Laurie Craker

Personal information
- Full name: Laurence David Craker
- Date of birth: 1 March 1953
- Place of birth: Aylesbury, England
- Date of death: 16 May 2020 (aged 67)
- Height: 5 ft 9 in (1.75 m)
- Position: Midfielder

Youth career
- 0000–1971: Chelsea

Senior career*
- Years: Team / Apps / (Gls)
- 1971–1972: Jewish Guild
- 1972–1977: Watford / 66 / (4)
- 197?: → Dartford (loan)
- 1977–1981: Hayes
- Staines Town
- Chesham United
- Maidenhead United
- Northwood
- Chalfont St Peter
- Total:  / 66 / (4)

Managerial career
- 1984–198?: Windsor & Eton
- 1986–1987: Chalfont St Peter
- 1996–1997: Walton & Hersham
- 1999: Chesham United
- 2000–2001: Flackwell Heath
- 2004–200?: Flackwell Heath

= Laurie Craker =

English footballer and manager (1953–2020)

Laurence David Craker (1 March 1953 – 16 May 2020) was an English footballer and manager who played as a midfielder. As a player, Craker played in the Third Division and the Fourth Division with Watford.

==Early life==
Craker was born in Aylesbury in Buckinghamshire.

==Playing career==
As a player, Craker started his career at Chelsea, but did not make an appearance for the club and left to join Jewish Guild in 1971, where he played for nine months. He returned to England, joining Watford in 1972. Craker went on to make 66 league appearances for Watford, scoring 4, between 1972 and 1977 in the Third Division and the Fourth Division. He suffered multiple injuries while at Watford, including a broken leg. Towards the end of his spell at Watford, Craker had a three-month loan spell at Dartford.

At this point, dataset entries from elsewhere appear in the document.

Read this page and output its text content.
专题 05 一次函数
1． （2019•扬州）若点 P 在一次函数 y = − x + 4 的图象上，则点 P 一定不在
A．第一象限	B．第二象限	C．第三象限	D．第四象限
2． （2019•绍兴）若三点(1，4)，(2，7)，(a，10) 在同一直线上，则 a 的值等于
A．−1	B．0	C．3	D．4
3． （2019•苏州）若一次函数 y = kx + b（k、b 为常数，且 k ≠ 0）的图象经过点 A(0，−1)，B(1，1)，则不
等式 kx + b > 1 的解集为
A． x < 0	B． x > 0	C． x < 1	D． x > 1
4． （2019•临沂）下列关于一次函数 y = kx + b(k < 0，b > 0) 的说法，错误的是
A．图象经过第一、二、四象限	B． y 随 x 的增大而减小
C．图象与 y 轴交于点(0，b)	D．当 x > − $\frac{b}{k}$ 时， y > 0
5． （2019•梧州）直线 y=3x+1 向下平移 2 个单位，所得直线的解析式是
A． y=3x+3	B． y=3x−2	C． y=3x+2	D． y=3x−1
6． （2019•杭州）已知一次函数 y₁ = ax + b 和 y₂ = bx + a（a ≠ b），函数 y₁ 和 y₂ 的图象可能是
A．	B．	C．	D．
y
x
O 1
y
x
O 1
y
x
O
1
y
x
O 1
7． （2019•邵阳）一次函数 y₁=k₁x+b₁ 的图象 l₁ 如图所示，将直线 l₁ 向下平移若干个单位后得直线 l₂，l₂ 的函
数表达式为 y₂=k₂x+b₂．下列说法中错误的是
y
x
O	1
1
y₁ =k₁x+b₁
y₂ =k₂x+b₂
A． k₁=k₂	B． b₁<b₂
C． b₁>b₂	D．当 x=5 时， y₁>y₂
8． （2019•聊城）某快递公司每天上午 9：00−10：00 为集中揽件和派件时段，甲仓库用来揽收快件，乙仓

After leaving Watford, Craker joined Hayes in August 1977, where he made 184 appearances, scoring 8, before being released by the club in August 1981. Following his release by Hayes, Craker played for Staines Town and Chesham United, before playing as captain of Maidenhead United in the 1983–84 season. He later played for Northwood and Chalfont St Peter.

==Managerial career==
Craker's first managerial role came when he was offered the manager role at Windsor & Eton in 1984, before later managing Chalfont St Peter across the 1986–87 season. In 1990, he was appointed as assistant manager at Marlow with Dave Russell, and helped guide Marlow to the FA Cup third round in the 1992–93 season, before Craker and Russell moved on to Slough Town. Craker was manager of Walton & Hersham across the 1996–97 season.

In January 1999, Craker became the assistant manager of Chesham United, before becoming their manager in April 1999 following the departure of Alan Cork. He later became the manager of Flackwell Heath in 2000 before resigning in August of the following year. Craker was appointed as a coach at Kingstonian in 2003, before returning to Flackwell Heath as manager in 2004. Craker became assistant manager at Burnham before resigning in 2014.

==Personal life==
Craker also worked as a thatcher alongside his father.

His son Lewis was also a footballer and played for multiple clubs, including Maidenhead United, and is now manager of Thame Rangers.

Craker died of cancer on 16 May 2020, aged 67.